Les assurés de la LPP demandent plus de flexibilité pour la constitution de leur patrimoine, selon une étude d’AXA.

« Une taille unique pour tous ? » Au fil du temps, les modes de vie se diversifient et se transforment. C’est pour cette raison que la prévoyance professionnelle – qui est souvent l’actif le plus important de l’assuré – devrait pouvoir s’adapter aux besoins de chacun. Chacun devrait ainsi pouvoir choisir sa stratégie de placement, le mode de financement de son propre logement, les critères de répartition entre les légataires en cas de décès ou encore la forme de versement de ses avoirs (rente ou capital).

Bien que les assurés soient propriétaires de leurs fonds de pension, cette évidence est malheureusement souvent oubliée lors des discussions sur la réforme Prévoyance 2020. Ainsi, la loi fait une différence entre la gestion de la fortune privée et du 2e pilier, se montrant bien plus restrictive envers cette dernière. Seule la partie surobligatoire permet en effet une certaine flexibilité, telle que par exemple le libre choix de la stratégie de placement. La fondation collective PensFlex fait ainsi profiter ses clients des nombreuses possibilités légales, que ce soit lors de la planification de leur retraite ou la constitution de leur patrimoine, leur permettant de bénéficier d’un régime fiscal privilégié. L’institution a d’ailleurs logiquement rédigé son règlement en fonction de ces possibilités.

Une plus grande marge de manœuvre dans la prévoyance répondrait aux vœux de la population, comme le montre une étude d’AXA Investment Managers. Bien que les personnes interrogées soient globalement satisfaites du système de retraite suisse, elles sont nombreuses à souhaiter une plus grande flexibilité dans la gestion de leur patrimoine. Quelque 28 pourcents des sondés seraient même en faveur d’un autre mode d’organisation de la prévoyance que le système actuel des cotisations obligatoires à la caisse de pension. Quant à la question de la forme du versement des avoirs de prévoyance, les réponses reflètent également des besoins différents parmi les participants au sondage : s’ils devaient partir en retraite aujourd’hui, la moitié d’entre eux opteraient pour la rente, un tiers pour une solution mixte entre capital et rente, et 10% enfin pour le paiement intégral du capital.

Prévoyance : les Suisse manquent de connaissance

Bild_JOLes assurés suisses sont généralement peu conscients des possibilités offertes par la prévoyance. Rares sont par exemple ceux à réaliser qu’ils sont propriétaires de leurs avoirs de retraite et que le cadre légal leur laisse une certaine liberté de décision.

De ce constat a été développé le projet de formation « Fit for Pension », dont l’objectif est d’offrir aux assurés du 2e pilier une connaissance plus approfondie du système de prévoyance.
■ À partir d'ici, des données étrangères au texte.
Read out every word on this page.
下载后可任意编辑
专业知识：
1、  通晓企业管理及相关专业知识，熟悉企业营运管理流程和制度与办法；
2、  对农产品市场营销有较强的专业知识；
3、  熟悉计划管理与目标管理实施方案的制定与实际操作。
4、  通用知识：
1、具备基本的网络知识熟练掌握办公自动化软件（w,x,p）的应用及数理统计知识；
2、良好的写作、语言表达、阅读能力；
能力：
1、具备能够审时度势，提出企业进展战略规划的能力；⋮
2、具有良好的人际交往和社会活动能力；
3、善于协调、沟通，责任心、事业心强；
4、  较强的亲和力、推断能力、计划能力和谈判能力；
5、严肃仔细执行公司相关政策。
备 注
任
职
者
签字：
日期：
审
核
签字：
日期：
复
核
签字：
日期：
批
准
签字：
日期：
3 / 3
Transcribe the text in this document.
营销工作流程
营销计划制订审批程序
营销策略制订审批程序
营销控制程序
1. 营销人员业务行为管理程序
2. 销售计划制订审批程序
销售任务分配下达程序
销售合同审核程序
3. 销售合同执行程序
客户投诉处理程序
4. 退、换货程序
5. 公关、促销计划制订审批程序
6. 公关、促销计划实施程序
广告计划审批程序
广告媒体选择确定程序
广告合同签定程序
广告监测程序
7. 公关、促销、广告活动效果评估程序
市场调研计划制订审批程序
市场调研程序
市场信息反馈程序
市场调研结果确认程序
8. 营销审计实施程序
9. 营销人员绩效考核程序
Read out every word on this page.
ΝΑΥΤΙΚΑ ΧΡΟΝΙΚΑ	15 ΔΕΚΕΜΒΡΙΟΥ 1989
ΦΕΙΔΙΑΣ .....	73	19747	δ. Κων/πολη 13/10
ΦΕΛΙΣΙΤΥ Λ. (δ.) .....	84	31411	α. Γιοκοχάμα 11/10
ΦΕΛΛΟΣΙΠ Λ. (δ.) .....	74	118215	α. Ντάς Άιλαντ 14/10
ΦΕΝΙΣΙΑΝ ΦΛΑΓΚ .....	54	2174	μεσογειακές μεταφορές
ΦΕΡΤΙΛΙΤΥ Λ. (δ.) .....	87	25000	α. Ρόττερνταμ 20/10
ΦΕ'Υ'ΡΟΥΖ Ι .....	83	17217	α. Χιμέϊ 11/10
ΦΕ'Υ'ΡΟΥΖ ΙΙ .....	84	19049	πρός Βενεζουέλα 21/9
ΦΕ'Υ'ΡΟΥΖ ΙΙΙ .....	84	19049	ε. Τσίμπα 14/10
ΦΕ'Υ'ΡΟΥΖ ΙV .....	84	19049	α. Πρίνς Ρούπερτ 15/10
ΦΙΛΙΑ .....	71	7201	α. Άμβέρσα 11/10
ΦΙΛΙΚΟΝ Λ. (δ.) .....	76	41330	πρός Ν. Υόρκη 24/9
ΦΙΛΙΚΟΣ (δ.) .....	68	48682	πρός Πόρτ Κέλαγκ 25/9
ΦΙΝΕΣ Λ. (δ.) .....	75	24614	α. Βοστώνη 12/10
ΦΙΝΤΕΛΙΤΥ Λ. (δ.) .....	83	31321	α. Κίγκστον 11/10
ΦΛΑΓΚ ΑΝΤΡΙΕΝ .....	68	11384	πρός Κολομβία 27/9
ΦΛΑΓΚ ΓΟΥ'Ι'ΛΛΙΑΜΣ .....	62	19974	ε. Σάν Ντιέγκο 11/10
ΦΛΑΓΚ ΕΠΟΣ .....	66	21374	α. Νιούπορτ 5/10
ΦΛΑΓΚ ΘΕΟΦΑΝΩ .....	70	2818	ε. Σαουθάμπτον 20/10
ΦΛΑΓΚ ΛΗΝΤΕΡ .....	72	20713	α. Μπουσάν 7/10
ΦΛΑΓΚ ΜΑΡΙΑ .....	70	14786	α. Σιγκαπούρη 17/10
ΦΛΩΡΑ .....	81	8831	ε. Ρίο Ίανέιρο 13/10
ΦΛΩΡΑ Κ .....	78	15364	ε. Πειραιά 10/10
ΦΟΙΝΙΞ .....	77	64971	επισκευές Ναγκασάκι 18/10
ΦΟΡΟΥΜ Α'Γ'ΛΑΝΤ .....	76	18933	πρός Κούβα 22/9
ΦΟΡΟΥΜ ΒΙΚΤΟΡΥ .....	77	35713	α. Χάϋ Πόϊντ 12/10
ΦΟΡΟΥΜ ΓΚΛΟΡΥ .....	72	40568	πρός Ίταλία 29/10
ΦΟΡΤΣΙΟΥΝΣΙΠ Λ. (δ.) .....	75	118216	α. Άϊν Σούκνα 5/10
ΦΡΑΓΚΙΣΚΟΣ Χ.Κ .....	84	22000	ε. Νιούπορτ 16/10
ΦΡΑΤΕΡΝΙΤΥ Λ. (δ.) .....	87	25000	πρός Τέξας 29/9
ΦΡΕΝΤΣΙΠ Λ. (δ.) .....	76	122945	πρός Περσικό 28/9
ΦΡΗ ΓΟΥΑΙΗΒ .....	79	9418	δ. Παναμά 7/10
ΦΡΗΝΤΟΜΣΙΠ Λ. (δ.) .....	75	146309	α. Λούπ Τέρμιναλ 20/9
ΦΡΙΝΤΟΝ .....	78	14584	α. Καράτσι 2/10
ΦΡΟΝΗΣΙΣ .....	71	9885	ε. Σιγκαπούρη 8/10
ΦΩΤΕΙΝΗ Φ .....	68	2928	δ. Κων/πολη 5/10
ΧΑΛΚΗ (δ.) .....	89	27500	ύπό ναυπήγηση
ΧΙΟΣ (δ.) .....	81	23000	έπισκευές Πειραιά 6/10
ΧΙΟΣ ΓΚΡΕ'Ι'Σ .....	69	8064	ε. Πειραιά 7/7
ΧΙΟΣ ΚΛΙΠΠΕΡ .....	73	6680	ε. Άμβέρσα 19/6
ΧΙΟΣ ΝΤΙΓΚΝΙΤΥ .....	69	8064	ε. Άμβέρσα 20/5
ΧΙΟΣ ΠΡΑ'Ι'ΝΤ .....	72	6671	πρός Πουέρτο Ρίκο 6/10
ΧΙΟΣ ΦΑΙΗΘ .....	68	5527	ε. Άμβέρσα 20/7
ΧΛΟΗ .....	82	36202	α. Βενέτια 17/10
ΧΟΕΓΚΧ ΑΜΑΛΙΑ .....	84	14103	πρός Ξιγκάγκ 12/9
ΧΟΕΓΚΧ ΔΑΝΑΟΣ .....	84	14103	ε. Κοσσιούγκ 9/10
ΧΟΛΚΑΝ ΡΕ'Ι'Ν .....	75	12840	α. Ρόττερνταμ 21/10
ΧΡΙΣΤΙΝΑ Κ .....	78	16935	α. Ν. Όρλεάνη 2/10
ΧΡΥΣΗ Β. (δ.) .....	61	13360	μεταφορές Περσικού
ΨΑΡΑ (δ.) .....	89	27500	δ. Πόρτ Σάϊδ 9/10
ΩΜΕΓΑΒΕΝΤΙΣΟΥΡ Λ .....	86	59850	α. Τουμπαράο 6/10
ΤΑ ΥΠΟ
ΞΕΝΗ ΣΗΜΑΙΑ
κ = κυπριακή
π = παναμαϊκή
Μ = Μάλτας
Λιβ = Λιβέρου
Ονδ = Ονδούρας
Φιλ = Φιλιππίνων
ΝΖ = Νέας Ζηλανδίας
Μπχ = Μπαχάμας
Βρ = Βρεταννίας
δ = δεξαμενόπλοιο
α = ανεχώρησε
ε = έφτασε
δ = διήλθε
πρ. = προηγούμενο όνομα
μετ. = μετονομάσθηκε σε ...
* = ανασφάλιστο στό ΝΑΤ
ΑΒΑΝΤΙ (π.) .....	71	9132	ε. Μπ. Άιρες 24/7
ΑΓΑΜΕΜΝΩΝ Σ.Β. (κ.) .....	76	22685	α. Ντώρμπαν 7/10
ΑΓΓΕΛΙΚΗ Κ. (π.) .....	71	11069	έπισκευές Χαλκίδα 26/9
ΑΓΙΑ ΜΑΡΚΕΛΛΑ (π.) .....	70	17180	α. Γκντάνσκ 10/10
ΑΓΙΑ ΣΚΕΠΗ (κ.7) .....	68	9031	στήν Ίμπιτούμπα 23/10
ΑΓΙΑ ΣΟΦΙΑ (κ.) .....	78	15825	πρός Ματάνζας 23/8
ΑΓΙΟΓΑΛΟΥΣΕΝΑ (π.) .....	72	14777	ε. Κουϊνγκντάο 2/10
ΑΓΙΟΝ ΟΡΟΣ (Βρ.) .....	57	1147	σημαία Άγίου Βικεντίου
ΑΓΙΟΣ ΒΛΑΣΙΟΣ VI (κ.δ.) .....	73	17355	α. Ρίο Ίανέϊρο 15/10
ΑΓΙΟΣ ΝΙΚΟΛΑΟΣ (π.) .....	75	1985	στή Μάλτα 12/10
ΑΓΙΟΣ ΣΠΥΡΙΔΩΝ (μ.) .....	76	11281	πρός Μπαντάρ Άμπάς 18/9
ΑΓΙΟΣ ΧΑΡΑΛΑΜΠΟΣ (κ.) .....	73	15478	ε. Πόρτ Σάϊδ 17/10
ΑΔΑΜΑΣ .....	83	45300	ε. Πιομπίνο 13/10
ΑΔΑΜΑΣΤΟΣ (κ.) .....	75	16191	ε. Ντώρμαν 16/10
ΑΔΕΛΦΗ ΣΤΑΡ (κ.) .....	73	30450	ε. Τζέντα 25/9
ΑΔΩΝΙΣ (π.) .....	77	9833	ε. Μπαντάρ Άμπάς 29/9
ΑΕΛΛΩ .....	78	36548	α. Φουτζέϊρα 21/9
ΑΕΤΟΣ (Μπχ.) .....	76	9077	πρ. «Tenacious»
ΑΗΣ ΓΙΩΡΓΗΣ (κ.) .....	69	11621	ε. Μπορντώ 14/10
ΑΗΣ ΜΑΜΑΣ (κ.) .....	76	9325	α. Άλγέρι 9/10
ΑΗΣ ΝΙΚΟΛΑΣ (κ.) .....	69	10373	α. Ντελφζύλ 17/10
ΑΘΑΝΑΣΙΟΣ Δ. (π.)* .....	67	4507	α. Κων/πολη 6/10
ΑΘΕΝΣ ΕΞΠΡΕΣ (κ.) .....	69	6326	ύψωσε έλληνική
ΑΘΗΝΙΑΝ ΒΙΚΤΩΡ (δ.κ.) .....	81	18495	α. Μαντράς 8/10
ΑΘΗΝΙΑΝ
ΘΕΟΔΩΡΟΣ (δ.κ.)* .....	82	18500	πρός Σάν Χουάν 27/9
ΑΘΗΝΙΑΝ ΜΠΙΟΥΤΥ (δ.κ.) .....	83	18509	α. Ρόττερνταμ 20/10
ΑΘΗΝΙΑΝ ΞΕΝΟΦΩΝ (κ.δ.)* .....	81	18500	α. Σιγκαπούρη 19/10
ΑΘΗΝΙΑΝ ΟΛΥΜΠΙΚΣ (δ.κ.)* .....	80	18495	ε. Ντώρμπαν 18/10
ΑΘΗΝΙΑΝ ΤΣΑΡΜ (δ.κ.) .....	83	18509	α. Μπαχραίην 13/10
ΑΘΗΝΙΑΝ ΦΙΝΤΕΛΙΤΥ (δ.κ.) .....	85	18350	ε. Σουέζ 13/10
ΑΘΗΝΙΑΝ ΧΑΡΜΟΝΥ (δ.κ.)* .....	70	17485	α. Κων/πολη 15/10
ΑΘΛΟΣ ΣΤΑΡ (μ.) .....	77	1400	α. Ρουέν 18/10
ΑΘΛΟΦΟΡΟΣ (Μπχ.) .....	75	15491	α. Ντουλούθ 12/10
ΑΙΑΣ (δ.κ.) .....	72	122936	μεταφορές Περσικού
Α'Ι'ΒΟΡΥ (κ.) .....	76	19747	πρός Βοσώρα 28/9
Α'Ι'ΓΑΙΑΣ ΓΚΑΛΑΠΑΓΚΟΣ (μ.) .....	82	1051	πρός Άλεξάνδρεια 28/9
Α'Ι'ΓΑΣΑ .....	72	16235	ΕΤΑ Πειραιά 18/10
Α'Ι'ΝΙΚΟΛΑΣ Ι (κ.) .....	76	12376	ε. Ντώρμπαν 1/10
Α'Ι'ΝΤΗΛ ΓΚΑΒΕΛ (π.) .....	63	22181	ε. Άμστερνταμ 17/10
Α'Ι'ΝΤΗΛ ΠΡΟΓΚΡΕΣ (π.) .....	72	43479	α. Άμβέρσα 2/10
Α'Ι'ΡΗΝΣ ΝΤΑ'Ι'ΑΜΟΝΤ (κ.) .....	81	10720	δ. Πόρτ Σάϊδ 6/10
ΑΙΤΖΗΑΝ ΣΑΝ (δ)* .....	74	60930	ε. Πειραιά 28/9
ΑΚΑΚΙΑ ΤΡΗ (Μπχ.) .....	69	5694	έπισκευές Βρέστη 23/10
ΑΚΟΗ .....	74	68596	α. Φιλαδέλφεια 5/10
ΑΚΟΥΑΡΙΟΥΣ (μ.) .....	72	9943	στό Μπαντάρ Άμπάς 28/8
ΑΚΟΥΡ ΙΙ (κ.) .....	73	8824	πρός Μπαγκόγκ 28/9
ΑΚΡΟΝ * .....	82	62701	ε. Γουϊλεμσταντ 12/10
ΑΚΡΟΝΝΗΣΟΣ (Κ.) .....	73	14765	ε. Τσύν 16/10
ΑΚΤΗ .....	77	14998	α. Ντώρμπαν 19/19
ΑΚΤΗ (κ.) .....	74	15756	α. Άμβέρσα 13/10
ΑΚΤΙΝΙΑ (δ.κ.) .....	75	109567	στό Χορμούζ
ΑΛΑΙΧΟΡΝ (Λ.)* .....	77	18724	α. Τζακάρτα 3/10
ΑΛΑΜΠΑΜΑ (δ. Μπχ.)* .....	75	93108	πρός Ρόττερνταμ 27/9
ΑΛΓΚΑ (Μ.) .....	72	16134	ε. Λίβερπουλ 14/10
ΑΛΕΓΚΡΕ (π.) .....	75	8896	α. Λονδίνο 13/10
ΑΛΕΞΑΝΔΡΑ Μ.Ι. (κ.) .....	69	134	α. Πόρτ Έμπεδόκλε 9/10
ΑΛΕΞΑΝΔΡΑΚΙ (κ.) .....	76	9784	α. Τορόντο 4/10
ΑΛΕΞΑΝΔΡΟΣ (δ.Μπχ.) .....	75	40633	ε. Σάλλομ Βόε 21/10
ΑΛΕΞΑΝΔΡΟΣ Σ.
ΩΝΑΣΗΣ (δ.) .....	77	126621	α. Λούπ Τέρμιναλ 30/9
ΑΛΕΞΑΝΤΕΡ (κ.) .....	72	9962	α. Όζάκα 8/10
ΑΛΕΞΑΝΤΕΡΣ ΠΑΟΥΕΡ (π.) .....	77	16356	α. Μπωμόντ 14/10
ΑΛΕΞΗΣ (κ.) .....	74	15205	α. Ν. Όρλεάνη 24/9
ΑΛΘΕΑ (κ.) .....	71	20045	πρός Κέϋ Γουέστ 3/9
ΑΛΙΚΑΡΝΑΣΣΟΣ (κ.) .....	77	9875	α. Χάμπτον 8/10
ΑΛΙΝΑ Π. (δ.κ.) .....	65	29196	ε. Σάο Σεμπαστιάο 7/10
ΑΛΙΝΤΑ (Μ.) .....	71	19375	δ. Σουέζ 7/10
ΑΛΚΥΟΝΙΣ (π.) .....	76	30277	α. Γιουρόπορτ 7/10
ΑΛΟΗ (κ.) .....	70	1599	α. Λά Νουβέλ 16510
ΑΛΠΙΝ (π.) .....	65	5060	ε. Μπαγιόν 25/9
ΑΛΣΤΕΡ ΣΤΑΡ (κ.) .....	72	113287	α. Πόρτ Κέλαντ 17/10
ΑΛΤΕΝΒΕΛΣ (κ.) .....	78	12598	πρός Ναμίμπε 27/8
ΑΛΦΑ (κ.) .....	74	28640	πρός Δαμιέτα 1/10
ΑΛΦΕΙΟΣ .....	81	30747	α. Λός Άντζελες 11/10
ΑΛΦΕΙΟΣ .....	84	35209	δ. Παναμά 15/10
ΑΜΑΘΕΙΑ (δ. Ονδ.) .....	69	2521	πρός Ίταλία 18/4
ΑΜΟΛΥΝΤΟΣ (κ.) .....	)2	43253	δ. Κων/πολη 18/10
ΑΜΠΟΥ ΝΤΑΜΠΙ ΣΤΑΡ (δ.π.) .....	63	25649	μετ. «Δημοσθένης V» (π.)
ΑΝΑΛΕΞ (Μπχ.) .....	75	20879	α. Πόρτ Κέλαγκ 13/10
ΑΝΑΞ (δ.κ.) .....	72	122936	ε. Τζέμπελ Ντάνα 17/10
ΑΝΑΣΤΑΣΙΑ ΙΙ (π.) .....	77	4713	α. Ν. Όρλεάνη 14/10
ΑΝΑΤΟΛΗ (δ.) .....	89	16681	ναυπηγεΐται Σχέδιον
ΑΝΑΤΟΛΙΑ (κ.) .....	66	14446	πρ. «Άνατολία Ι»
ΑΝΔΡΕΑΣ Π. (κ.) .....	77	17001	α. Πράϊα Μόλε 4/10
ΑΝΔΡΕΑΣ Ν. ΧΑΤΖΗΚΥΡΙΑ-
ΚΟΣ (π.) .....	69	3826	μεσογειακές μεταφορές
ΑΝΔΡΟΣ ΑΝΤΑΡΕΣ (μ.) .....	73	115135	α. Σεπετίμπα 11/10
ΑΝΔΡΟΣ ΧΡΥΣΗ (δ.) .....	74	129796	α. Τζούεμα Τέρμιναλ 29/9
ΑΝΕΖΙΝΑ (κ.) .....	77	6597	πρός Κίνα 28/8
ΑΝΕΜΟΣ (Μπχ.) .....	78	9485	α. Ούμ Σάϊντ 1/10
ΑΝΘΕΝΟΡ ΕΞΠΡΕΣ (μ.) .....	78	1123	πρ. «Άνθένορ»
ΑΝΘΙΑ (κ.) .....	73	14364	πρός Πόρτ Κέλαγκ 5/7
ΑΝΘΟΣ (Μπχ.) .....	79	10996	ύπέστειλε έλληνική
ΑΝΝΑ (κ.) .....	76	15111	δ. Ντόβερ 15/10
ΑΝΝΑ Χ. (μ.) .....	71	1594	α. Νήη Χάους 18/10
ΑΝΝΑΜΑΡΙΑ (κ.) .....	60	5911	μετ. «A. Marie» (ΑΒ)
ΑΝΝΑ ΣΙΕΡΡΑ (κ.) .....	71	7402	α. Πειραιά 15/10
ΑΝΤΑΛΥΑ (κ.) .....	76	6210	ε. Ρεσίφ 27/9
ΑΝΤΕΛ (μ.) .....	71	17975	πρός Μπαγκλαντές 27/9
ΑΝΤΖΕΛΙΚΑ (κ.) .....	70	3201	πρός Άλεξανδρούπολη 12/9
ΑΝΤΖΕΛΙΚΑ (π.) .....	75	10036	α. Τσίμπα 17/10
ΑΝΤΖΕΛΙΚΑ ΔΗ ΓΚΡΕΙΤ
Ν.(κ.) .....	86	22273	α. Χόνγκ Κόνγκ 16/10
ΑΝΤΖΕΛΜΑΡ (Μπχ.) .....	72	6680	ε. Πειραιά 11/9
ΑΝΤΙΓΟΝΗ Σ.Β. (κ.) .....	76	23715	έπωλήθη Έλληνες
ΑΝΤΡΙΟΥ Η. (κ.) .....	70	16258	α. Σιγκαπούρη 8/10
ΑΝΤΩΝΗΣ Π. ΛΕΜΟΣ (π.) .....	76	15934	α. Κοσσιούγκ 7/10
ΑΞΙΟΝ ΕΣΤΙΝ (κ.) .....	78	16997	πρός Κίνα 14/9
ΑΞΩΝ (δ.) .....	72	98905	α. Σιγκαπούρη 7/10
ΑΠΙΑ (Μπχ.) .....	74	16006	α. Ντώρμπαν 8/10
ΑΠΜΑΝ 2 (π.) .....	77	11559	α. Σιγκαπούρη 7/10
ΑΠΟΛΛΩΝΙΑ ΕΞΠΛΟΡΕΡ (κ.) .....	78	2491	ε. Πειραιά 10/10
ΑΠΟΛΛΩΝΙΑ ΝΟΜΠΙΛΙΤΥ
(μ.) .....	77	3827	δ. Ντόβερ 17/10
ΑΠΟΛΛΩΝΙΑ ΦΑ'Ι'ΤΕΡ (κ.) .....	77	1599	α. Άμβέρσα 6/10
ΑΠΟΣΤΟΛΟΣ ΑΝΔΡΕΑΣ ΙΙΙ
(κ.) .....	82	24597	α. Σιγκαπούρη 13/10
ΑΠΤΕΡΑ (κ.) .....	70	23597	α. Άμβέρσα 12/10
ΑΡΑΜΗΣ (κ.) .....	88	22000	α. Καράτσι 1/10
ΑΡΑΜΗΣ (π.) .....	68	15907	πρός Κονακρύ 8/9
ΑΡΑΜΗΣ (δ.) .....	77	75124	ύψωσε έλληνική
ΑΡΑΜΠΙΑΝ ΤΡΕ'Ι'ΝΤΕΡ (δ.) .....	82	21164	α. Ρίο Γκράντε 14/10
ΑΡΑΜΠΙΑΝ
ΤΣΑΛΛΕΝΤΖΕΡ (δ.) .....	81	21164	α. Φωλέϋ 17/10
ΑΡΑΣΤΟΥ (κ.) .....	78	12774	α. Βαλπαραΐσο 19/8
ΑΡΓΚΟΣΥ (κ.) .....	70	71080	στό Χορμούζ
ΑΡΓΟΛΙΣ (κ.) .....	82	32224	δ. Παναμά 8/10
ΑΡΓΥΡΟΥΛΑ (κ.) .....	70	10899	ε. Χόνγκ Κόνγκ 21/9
L’intérêt de la population suisse pour les thèmes liés à la prévoyance est toujours aussi fort, selon un sondage d’AXA IM. Paradoxalement, les résultats révèlent également de grosses lacunes. Ainsi, près d’un quart des personnes sondées ne connaissent même pas le montant de leur propre fond de pension. Et pratiquement la moitié ne sait toujours pas que le taux de conversion sert à calculer le montant annuel de la rente de retraite. Par ailleurs, de nombreux assurés ignorent qu’ils sont propriétaires de leurs fonds de prévoyance et qu’ils ont le droit d’en disposer. Et les chiffres le confirment : près de 2,7 milliards de francs d’avoirs oubliés attendent d’être retirés par leurs propriétaires auprès de la Fondation institution supplétive LPP.

Dans les faits, pour la majeure partie de la population active, le deuxième pilier constitue la part la plus importante de la fortune personnelle. Près de 700 milliards de francs sont ainsi gérés par les caisses de pensions et autres institutions de prévoyance du deuxième pilier. Parallèlement, l’épargne annuelle continue d’être supérieure aux mouvements de sorties des fonds dus au versement de prestations de retraite. Ce stock de capital devrait donc logiquement doubler durant les quinze prochaines années, pour atteindre les 1’500 milliards de francs.

Dans un tel contexte, encourager la transmission des connaissances dans le domaine de la prévoyance est indispensable pour renforcer la compréhension du grand public pour le deuxième pilier et pour les réformes fondamentales à venir. C’est dans cette optique que différents groupes d’intérêt ont lancé le projet de formation « Fit for Pension ».

Par ailleurs, craignant une dégradation des libertés existantes dans le deuxième pilier, les initiateurs du projet militent non seulement pour leur maintien, mais pour un élargissement de ces dernières. Ainsi, les indépendants qui n’emploient pas de personnel et ne sont membres d’aucune association professionnelle doivent par exemple aussi pouvoir choisir librement leur propre caisse de pension.